After initial priming with an antigen (Ag)-experienced Dendritic cell (DC), Ag-specific T Helper (Th) cells are clonally selected and expand drastically. These events result in the development of effector Th cells with a variety of functions determined by the quality and context of Ag priming. Follicular helper T (Tfh) cells are considered as the critical regulators of the B cell response. Until recently, Tfh cells were considered fully differentiated cells prone to apoptosis once the germinal center (GC) reaction resolved. However, we obtained compelling evidence that effector TFH cells become memory Tfh cells that remain in draining lymphoid tissue. Recent evidence suggest that effector TFH cells constitute a distinct lineage of Th cells with unique developmental program mediated by IL-21and ICOS engagement and regulated by the transcription factor Bcl-6. Our first objective was to assess the genetic program imprinted in TFH cells by unique transcription factor(s), the role of cytokines or co-stimulatory signals and the impact of the inflammatory context in controlling TFH differentation in vivo. In our second objective, we addressed study the mechanisms that underpin memory TFHcell organization at the cellular and molecular level and more precisely, how pMHCII impact the basis of memory TFH cell reservoir, maintenance and organization and how one can modulate this pool of memory cells.
Work performed
All the studies concerning this proposal were performed using mouse models.
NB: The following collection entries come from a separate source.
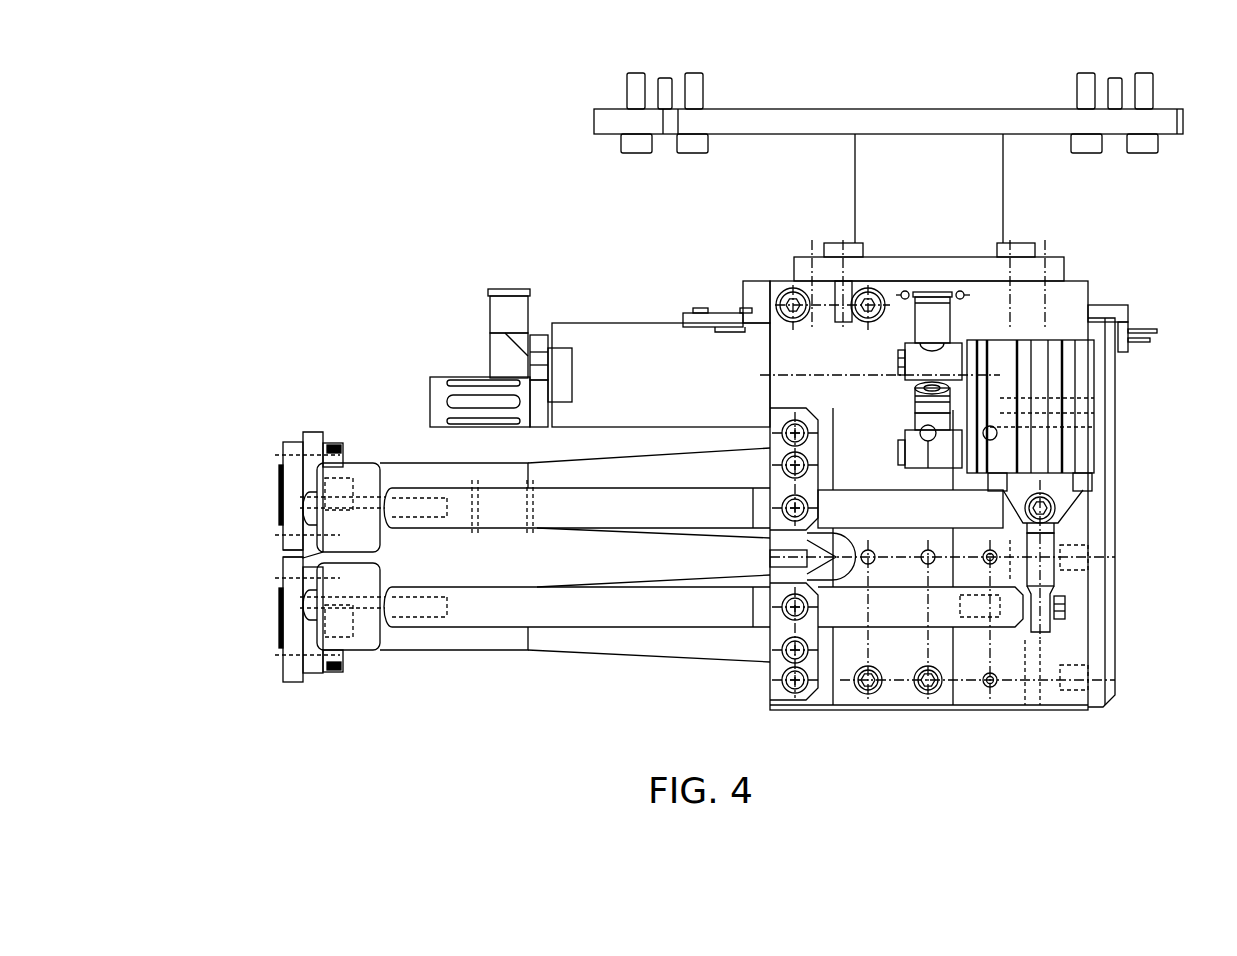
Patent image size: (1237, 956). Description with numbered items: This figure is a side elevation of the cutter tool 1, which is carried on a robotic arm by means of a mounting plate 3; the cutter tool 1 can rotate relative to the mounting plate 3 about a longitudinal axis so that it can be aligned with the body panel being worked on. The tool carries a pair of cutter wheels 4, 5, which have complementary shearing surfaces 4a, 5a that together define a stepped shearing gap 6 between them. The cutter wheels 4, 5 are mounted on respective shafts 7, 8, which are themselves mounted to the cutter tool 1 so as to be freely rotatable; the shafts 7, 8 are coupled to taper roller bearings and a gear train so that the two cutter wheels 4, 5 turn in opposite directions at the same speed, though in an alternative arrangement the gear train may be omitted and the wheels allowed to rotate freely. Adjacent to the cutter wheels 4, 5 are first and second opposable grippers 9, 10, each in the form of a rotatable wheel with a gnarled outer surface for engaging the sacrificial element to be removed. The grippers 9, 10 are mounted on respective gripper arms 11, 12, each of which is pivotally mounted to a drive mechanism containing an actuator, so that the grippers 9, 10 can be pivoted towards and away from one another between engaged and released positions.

The cutter tool 1 is at (373, 178).
The mounting plate 3 is at (912, 120).
The cutter wheel 4 is at (275, 475).
The shearing surface 4a is at (305, 437).
The cutter wheel 5 is at (275, 610).
The shearing surface 5a is at (302, 672).
The stepped shearing gap 6 is at (275, 548).
The shaft 7 is at (693, 467).
The shaft 8 is at (658, 643).
The first gripper 9 is at (345, 480).
The second gripper 10 is at (355, 635).
The gripper arm 11 is at (518, 507).
The gripper arm 12 is at (592, 605).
In order to get insights into the difficult facets of T-dependent B cell responses after protein immunization, we developed Ag models that allow the tracking by Flow cytometry and microscopy of Ag-specific Th cells, Ag-specific B cells and Ag-presenting cells in wild-type non modified animals.
Main results
We found that adjuvantation with CpG, the Toll-like Receptor 9 agonist, increased the differentiation of Tfh cells without changing the overall magnitude of the T cell response. This phenomenon correlated with an enhancement of the GC reaction and memory B cells. We comprehensively demonstrated that, in addition to conventional DC that mediated the classical Tfh differentiation pathway, monocyte-derived DC (moDC) orchestrated this enhancing effect as an alternative pathway through Ag presentation and IL-6 secretion. Furthermore, we showed that BCR affinity regulated B cell fate through the regulation of the expression of co-stimulatory molecules important for the crosstalk between Ag-primed B cells and TFH cells. Finally, we assessed the diversity of memory TFH cell subsets as well as their cellular interactions with memory B cells and found that circulating memory TFH cells largely emerged from the pool of the local ones.
Expected Results
By getting fundamental aspects on how effector TFH cells and memory TFH cells develop and how their crosstalk with B cells impact memory B cell formation we have more informations into these complicated mechanisms that would permit to manipulate them either in physiological conditions (vaccine) or in pathological conditions such as certain lymphoma or antibody-mediated autoimmune diseases.